2. En effet, une telle décision n’est pas adoptée sans concertation avec la police. En outre, tout comme d’autres départements concernés (Justice, Affaire étrangères, …), la police fédérale est étroitement concernée par le processus décisionnel de participation à de telles missions. Et ceci en raison de leur présence au sein de la structure de concertation qui discute et suit la participation à ces missions. De même, un avis technique concernant les modalités concrètes de déploiement d’une mission éventuelle en Afghanistan est recueilli au sein de la police fédérale préalablement à la décision.

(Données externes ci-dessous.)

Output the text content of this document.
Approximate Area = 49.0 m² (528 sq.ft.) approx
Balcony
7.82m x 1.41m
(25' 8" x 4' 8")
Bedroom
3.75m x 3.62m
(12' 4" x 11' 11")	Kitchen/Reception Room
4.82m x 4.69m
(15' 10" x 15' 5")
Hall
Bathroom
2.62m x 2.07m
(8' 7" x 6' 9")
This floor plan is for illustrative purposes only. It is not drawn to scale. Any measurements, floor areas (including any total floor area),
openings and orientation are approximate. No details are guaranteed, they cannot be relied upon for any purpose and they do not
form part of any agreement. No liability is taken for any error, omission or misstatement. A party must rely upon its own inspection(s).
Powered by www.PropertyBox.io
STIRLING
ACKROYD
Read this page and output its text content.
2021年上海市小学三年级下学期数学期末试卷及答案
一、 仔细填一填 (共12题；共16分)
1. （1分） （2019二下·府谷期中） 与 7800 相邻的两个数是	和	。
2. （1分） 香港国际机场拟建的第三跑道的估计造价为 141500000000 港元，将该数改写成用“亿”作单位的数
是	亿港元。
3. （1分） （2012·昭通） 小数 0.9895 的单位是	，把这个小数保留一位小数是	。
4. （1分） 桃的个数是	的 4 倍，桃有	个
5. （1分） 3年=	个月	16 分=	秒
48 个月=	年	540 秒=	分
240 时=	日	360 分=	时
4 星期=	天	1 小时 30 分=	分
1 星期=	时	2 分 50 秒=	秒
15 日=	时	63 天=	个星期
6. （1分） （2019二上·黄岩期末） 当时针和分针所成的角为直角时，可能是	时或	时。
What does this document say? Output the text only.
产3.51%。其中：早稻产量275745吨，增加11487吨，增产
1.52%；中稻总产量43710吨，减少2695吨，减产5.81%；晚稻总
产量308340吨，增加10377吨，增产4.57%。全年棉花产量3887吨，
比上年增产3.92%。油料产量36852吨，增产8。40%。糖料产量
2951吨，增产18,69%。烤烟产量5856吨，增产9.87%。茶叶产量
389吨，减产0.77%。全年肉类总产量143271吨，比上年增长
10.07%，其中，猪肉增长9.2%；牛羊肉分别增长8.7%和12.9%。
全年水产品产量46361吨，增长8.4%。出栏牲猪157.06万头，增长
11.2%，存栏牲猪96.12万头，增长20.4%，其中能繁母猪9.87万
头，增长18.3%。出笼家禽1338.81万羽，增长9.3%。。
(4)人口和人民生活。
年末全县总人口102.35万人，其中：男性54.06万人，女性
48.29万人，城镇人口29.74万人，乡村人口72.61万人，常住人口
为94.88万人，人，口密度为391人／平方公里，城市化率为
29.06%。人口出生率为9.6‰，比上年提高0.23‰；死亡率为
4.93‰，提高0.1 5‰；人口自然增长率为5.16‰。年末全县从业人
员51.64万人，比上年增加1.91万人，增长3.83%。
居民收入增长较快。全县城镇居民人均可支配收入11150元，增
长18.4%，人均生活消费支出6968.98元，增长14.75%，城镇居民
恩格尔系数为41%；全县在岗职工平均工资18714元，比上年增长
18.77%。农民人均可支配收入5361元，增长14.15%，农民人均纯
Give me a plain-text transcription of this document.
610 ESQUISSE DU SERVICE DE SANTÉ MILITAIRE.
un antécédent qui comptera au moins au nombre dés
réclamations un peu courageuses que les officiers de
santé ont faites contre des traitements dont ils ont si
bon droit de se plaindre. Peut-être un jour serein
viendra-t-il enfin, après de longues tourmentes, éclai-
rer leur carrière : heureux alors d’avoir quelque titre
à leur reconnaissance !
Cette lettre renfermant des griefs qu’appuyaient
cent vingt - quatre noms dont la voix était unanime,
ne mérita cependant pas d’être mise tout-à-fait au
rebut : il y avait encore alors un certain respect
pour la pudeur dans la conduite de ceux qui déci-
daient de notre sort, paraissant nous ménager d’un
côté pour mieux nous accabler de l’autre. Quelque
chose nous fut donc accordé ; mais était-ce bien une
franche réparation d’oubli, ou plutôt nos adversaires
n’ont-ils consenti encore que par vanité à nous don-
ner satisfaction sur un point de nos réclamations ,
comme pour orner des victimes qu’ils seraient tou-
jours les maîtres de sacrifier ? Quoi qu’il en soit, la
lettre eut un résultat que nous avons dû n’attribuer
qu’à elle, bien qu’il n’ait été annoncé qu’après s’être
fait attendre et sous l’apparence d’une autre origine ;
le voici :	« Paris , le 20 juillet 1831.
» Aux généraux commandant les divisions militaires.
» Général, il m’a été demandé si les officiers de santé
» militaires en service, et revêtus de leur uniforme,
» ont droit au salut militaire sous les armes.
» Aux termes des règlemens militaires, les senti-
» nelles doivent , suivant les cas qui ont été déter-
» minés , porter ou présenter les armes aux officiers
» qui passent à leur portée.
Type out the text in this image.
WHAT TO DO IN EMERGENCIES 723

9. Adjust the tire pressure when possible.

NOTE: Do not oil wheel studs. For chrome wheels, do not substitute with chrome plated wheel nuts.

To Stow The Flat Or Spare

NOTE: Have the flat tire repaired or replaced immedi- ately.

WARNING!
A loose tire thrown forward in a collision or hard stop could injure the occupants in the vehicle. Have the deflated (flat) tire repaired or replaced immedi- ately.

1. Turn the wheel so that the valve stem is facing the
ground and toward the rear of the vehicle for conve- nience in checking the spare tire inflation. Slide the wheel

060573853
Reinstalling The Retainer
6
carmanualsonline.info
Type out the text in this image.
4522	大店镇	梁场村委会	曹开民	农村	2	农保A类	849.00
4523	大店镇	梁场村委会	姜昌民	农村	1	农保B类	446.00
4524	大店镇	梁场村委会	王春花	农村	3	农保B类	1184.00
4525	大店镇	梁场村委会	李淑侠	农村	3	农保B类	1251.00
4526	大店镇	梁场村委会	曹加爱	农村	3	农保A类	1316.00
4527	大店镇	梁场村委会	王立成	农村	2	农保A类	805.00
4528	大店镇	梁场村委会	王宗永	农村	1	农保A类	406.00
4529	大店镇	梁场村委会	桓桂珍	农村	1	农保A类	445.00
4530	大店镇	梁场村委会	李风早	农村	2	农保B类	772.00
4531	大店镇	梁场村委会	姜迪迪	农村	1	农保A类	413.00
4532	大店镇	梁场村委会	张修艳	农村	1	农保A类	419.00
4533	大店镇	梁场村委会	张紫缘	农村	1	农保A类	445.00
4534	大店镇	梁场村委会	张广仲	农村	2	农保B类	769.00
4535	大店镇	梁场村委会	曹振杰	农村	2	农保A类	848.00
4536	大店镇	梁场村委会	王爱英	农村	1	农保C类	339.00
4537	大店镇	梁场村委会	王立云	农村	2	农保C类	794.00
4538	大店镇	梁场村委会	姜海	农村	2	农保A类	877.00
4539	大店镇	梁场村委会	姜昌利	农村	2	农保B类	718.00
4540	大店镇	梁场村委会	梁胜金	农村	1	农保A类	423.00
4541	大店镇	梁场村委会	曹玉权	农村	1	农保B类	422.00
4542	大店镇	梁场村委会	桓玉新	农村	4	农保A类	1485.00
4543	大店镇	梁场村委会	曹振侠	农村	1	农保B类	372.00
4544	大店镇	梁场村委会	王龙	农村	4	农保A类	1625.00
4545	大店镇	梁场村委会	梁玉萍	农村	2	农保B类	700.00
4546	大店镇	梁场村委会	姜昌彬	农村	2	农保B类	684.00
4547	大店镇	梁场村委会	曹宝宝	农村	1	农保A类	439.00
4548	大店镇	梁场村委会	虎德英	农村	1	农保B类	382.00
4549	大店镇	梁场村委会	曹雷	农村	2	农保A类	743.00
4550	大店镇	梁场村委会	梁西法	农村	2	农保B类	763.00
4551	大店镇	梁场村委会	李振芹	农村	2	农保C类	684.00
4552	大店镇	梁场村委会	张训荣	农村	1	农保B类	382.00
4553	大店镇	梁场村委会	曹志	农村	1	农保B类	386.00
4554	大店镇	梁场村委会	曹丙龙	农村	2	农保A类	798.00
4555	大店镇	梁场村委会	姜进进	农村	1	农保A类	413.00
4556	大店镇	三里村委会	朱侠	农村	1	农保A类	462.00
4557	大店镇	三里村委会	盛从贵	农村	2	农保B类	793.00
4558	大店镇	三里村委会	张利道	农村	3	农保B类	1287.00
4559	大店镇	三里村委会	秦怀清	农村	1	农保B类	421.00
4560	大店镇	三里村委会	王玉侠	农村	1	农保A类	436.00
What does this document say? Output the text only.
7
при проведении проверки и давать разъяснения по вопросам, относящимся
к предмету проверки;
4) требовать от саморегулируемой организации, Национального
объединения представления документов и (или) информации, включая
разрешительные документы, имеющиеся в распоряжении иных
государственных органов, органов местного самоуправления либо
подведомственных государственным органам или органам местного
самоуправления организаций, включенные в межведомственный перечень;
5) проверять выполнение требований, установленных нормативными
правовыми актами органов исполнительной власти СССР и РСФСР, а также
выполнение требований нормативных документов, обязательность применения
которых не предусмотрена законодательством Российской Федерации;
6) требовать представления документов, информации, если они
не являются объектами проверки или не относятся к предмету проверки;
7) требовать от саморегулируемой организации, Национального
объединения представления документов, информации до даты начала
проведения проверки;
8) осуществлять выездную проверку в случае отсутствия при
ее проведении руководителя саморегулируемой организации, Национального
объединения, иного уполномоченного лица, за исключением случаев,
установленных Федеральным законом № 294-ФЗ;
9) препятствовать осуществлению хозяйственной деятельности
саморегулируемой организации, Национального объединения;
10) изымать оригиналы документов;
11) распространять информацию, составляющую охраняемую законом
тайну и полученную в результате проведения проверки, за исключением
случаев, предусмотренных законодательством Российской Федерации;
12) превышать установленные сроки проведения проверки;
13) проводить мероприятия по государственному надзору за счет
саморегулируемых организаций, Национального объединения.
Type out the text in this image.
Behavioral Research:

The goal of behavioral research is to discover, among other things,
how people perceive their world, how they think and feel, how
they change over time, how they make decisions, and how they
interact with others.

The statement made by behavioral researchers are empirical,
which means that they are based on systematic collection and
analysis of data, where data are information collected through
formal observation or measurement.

3. Il existe un règlement financier pour ce genre de missions européennes qui relève de la politique internationale que la Belgique exécute. Les Affaires étrangères a à cette fin prévu un budget (provision budgétaire interdépartementale). Il va sans dire que l’un et l’autre sont également financés par l’organisation internationale qui met en place la mission.

4. Eupol Afghanistan n’est pas la seule mission européenne à laquelle participent des policiers. Ils sont également présents dans d’autres missions européennes, au Congo, au Kosovo ou en Bosnie-Herzégovine par exemple. Au total, plus de quarante policiers sont déployés dans des missions européennes. La Belgique ne dispose pas pour le moment de la possibilité d’envoyer davantage de policier à l’étranger. Je ne dois pas vous expliquer que nos policiers sont avant tout nécessaires pour garantir la sécurité des citoyens dans leur propre pays. La contribution de la Belgique à ces missions internationales n’est d’ailleurs pas si modeste, en tenant compte de paramètres utilisables, comme le PNB et les chiffres démographiques.

5. Tout comme les Pays-Bas, la Belgique prend depuis des années part de manière structurelle à la gestion de crise civile internationale. Quelques quarante-cinq policiers prennent chaque année part aux différentes missions européennes qui font partie de la Politique Commune de Sécurité et de Défense de l’Union européenne. À court terme, la stratégie belge de gestion de crise civile, qui contient également le règlement financier, sera explicitée en détails.